Zero records, time-variance and point-in-time selection
While finalising the posts for the overall Data Vault ETL implementation I have also started thinking about how to document the next steps: the loading patterns for the Presentation Layer. From here on I will refer to the Presentation Layer, Data Marts and Information Marts simply as ‘Information Marts’. This reminded me that I haven’t yet properly covered the ‘zero record’ concept. This is a timely consideration: the whole reason that zero records exist is to make the (ETL/query) step towards the Information Marts easier!
The zero record is not considered ‘standard’ in Data Vault and isn’t often mentioned in the available materials (at least not at the time of writing). However, it does appear in many implementations so there must be a good reason for this…
Zero records essentially make sure that every (information for a) key you track over time (is ‘effective dated’) has a starting point in time. Therefore this concept only applies to entities that contain time-variant context information such as the Satellites and Link-Satellites entities in Data Vault. However, it also applies to pretty much every historical data set including 3NF history tables and others.
When a new key/record is created, this is driven by a change in the operational (source) systems. Regardless of which effective date/time you select (read this for more information) the timeline for this key’s context information starts at a that effective date. A certain point in time, onwards. The available timeline for that context is therefore from ‘now’ (the effective date/time) to ‘eternity’ (high date such as 9999-12-31).
When changes occur for this key/context after this point in time, the record is (conceptually) end-dated and new records are added to reflect this change over time. The key’s timeline will become more fragmented.
For example, if a person record ‘John’ with favourite color ‘Red’ is created on the 5th of June 2013 a timeline is created as follows. In this example key 25 refers to ‘John’.
With subsequent changes being picked up by the system, this might result in the following recordset:
- Which values are used for the low-date and high-date are subject to discretion, and sometimes even to the platform that is in place. I favour ‘1900-01-01’ and ‘9999-12-31’ but different dates can be used to implement the timeline concept. Bear in mind that different date/time data types (per system) may have different ranges of allowed content!

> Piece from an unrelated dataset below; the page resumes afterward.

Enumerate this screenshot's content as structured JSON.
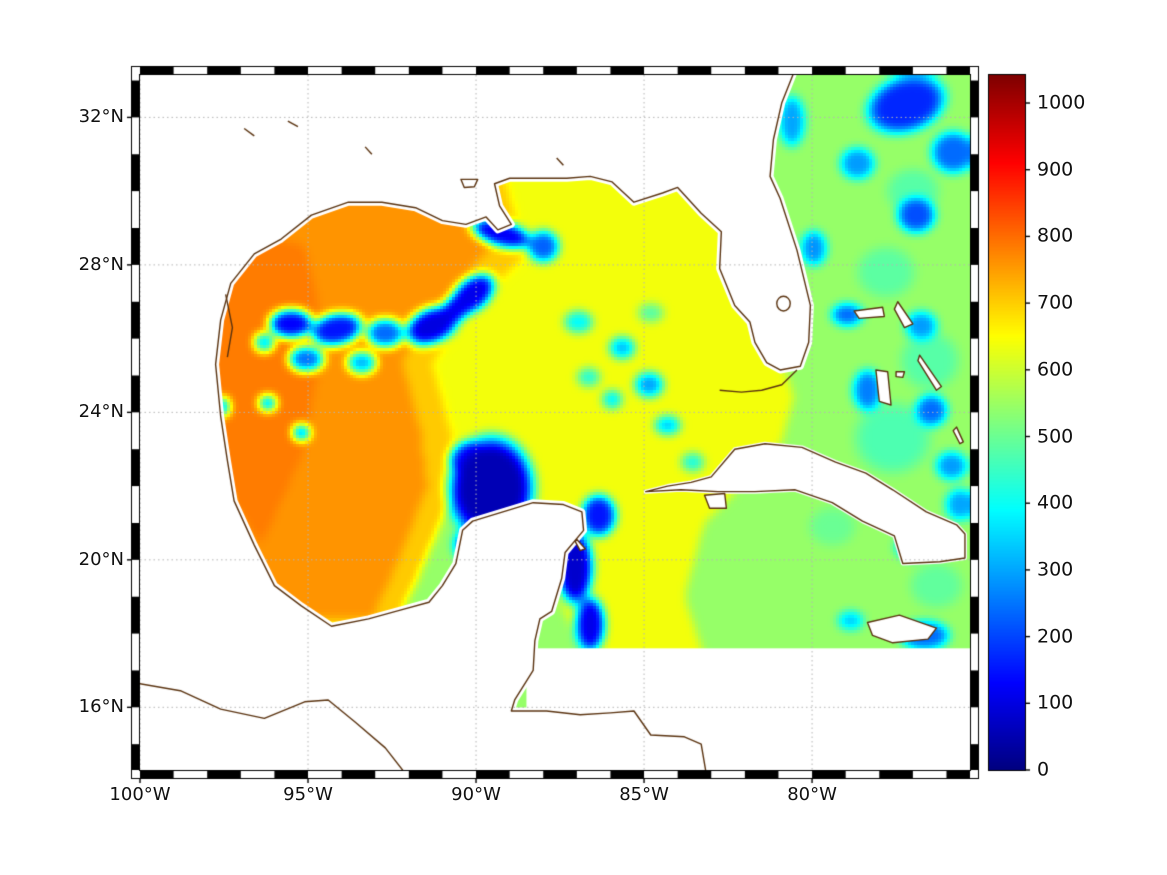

- End dating can be derived, as it’s defined as the effective date of the previous record. This can be virtualised as is covered in this post
- This is all very standard, but long term discussions apply for the exact nature of the end date/time (is it exactly the same as the previous effective date/time, or the date/time minus 1 second etc.). As with many of these concepts, there are many options and considerations and I will leave this conversation out of scope
So far so good, and with this information you can query the Data Warehouse to represent information ‘as it was’ at a point in time. For instance in the first example we can query the favourite colour on for instance the 7th of December 2013 as being ‘Red’, and in the second example the colour at the same date is ‘Blue’ (used to be ‘Red’).
But if you use,say, the 1st of February 2012 as your date of measurement you won’t see the record: it will not be returned by the query. This is where the zero records come in; they make sure that there always is ‘something’ to make the row return in the query. This looks as follows:
And for the second example:
To conclude, the zero record concept ensures that a point-in-time query always returns all records. This is especially important when merging two time-variant datasets; this will be covered in the next post as this is the final step towards virtualising the Information Marts. You only need a single zero record per key to be able to complete each individual timeline. This means that you add an extra record for every key, which in itself can amount for a relatively large overhead in storage/performance depending on the volumes and rate of change.
Zero records are essentially redundant, and can be omitted at the cost of (significant) query complexity. This is important to realize as a solution designer can opt for this query overhead and save on storage of redundant rows if sufficient horsepower is available (cloud MPPs come to mind). In terms of additional complexity think of a factor 4-5 increase in the query lines due to multiple self outer-joins when merging multiple time-variant datasets. As before, this is material for the next post and an interesting discussion in itself.
When choosing the context values for the dummy record I actually tend to leave them empty (NULL). The other option would be to evaluate the data type and add a default value (‘Unknown’ for varchars, -1 for numeric). Regardless, you can derive this any which way for different presentation requirements in the Information Marts. The key thing is to make sure the rows are returned. With this in mind I favour using NULL values in the Integration Layer as I can be a purist sometimes, and you really don’t know anything about the key for that point in time. If the business requirement is to represent this this early state as ‘unknown’ I can evaluate this accordingly towards the Information Mart.
On a final note: I find that it is not correct to refer to zero records as mere dummy records. The zero records appear to be similar to dummy placeholder values (-1,-2,-3 etc.) and the whole taxonomy of ‘unknowns’. I usually refer to these records as ‘initial timeline records’ to make the distinction to true dummy values as placeholders, which themselves can’t really be omitted.